Trinity Lane isn’t all an expression of anger, but it is an emotional, honest confrontation of Hiatt's feelings and her past, like how she's processed her mother's suicide over the years. Hiatt lost her mom when she was just one year old and was raised by her father, John Hiatt, and his wife Nancy, struggling her whole childhood and adult life thus far with how to process that resentment and grief. And it's a chronicle of overcoming heartbreak and addiction: "Different, I Guess" is a slow folk ode to losing love, and "Imposter" is about the difficulties her father faced raising his daughter, and the sparks of her mother that still shine through.

"I've been thinking a lot about my dad and the strength it took him to keep me going and to bring me to Nashville," she says about "Imposter." "Just to keep us together and keep us going, that's always meant a lot to me. For a long time I felt pretty angry with my mother. But through maturation, I feel like I understand her more these days."

"She's never coming back, I think we both know that," sings Hiatt before cooing with her steady twang, "I count on you." It's an incredibly vulnerable and intimate family diary, but never at the expense of a rich and stirring melody perfectly in tune with the modern pulse of Americana. It's an offering of sonic salvation that Hiatt hopes will do as much for the listener as it has done for her own personal healing.

"It's really cool to be honest with yourself," she says. "When I have a clear head and a peaceful mind, that process of looking back at things is so much easier. It's a very empowering feeling. It has literally saved my soul, songwriting. I would not be here without that and without that outlet of writing."

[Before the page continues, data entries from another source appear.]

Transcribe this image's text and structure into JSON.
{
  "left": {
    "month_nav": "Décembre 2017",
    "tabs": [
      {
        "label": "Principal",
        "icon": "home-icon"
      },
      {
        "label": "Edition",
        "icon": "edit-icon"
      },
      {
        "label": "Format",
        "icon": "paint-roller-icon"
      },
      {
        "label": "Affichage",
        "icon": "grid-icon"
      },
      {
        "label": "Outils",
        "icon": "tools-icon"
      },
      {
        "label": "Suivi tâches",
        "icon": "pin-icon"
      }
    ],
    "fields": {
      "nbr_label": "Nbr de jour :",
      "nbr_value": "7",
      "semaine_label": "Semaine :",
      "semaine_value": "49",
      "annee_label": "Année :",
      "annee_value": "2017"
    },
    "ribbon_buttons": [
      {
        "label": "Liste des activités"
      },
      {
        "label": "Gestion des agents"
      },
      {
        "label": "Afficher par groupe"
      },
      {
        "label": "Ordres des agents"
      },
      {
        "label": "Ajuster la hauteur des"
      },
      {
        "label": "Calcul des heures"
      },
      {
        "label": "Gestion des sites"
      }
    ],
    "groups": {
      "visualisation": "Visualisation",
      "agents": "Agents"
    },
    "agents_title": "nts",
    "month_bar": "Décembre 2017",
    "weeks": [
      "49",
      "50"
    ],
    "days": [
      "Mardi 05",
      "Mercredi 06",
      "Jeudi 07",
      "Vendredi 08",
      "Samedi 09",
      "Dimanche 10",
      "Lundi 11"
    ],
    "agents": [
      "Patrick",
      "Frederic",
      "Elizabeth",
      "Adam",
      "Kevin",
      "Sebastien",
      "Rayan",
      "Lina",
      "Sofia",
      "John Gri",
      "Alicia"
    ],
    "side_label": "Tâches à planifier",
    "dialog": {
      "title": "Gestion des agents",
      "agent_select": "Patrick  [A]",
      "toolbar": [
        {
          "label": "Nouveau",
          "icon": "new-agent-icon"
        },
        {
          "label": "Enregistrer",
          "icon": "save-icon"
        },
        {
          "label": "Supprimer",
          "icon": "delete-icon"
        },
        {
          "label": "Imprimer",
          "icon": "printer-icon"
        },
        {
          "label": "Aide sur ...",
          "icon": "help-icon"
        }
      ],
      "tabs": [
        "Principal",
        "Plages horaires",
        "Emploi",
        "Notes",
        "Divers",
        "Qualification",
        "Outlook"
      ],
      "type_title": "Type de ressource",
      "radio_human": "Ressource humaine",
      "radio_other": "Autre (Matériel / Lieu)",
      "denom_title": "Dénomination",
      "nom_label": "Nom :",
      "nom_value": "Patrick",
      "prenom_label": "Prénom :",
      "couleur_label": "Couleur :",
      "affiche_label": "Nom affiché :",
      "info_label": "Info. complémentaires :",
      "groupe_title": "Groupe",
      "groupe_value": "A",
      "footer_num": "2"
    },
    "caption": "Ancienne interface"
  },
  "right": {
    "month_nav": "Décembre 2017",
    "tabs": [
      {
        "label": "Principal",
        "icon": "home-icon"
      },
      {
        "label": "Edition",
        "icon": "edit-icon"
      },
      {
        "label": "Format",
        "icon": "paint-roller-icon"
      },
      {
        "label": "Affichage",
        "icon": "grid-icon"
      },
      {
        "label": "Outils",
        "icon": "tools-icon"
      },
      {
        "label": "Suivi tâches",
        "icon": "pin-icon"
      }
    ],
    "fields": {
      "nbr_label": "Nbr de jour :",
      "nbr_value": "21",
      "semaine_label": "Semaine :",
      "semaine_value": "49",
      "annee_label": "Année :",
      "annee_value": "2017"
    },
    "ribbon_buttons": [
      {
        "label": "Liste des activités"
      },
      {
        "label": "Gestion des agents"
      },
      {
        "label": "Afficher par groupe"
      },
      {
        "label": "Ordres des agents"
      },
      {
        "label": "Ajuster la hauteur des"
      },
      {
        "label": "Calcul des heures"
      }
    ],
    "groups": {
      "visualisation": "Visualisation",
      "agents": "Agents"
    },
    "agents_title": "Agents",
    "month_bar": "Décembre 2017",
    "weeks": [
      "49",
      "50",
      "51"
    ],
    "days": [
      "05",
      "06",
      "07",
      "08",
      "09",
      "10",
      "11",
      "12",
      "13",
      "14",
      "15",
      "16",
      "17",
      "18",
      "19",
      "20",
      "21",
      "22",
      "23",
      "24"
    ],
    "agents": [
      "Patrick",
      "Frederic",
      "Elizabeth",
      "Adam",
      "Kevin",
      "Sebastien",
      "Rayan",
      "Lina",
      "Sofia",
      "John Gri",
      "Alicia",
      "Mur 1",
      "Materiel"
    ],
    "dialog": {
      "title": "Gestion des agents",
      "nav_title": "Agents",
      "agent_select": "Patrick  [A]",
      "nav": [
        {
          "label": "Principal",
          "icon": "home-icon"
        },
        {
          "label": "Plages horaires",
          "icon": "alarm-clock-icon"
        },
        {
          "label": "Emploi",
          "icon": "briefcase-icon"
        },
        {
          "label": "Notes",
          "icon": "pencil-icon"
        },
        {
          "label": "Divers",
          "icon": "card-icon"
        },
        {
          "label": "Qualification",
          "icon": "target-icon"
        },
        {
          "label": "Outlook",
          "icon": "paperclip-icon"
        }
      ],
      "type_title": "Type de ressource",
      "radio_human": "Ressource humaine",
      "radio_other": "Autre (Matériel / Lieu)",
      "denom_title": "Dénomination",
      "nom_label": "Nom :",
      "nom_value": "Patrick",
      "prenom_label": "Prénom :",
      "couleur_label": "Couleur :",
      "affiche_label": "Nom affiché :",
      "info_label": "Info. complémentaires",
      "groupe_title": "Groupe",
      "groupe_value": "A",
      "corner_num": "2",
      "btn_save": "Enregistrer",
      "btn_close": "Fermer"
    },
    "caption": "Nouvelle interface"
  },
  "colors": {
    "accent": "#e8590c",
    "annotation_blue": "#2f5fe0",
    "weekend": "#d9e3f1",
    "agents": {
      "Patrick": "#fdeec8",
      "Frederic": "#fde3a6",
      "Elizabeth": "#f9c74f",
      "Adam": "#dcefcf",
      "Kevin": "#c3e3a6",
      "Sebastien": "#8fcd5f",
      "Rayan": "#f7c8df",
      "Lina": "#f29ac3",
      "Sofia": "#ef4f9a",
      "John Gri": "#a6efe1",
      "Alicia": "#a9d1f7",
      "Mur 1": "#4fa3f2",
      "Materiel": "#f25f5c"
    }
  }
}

The songs on Trinity Lane have even helped Hiatt process things like the death of David Bowie, which functions as a metaphor for a lost lover. On the heavily nineties-tinged "The Night David Bowie Died," she bids farewell to a relationship and to a musical genius while also evoking Veruca Salt-style vocals and guitars. It was a track written entirely in one stream-of-consciousness, where Hiatt didn't edit or write anything down – she just sang and played. "That was David Bowie's little gift to me," she says with a laugh.

Trinity Lane is full of gifts and full of guts – an album that is a healing process and a road map forward, filled with Hiatt's wildly expressive approach to songwriting and stark, honest lyrics. To get there, she finally had to put her faith into something she couldn't see. But to hear that journey, all you have to do is listen.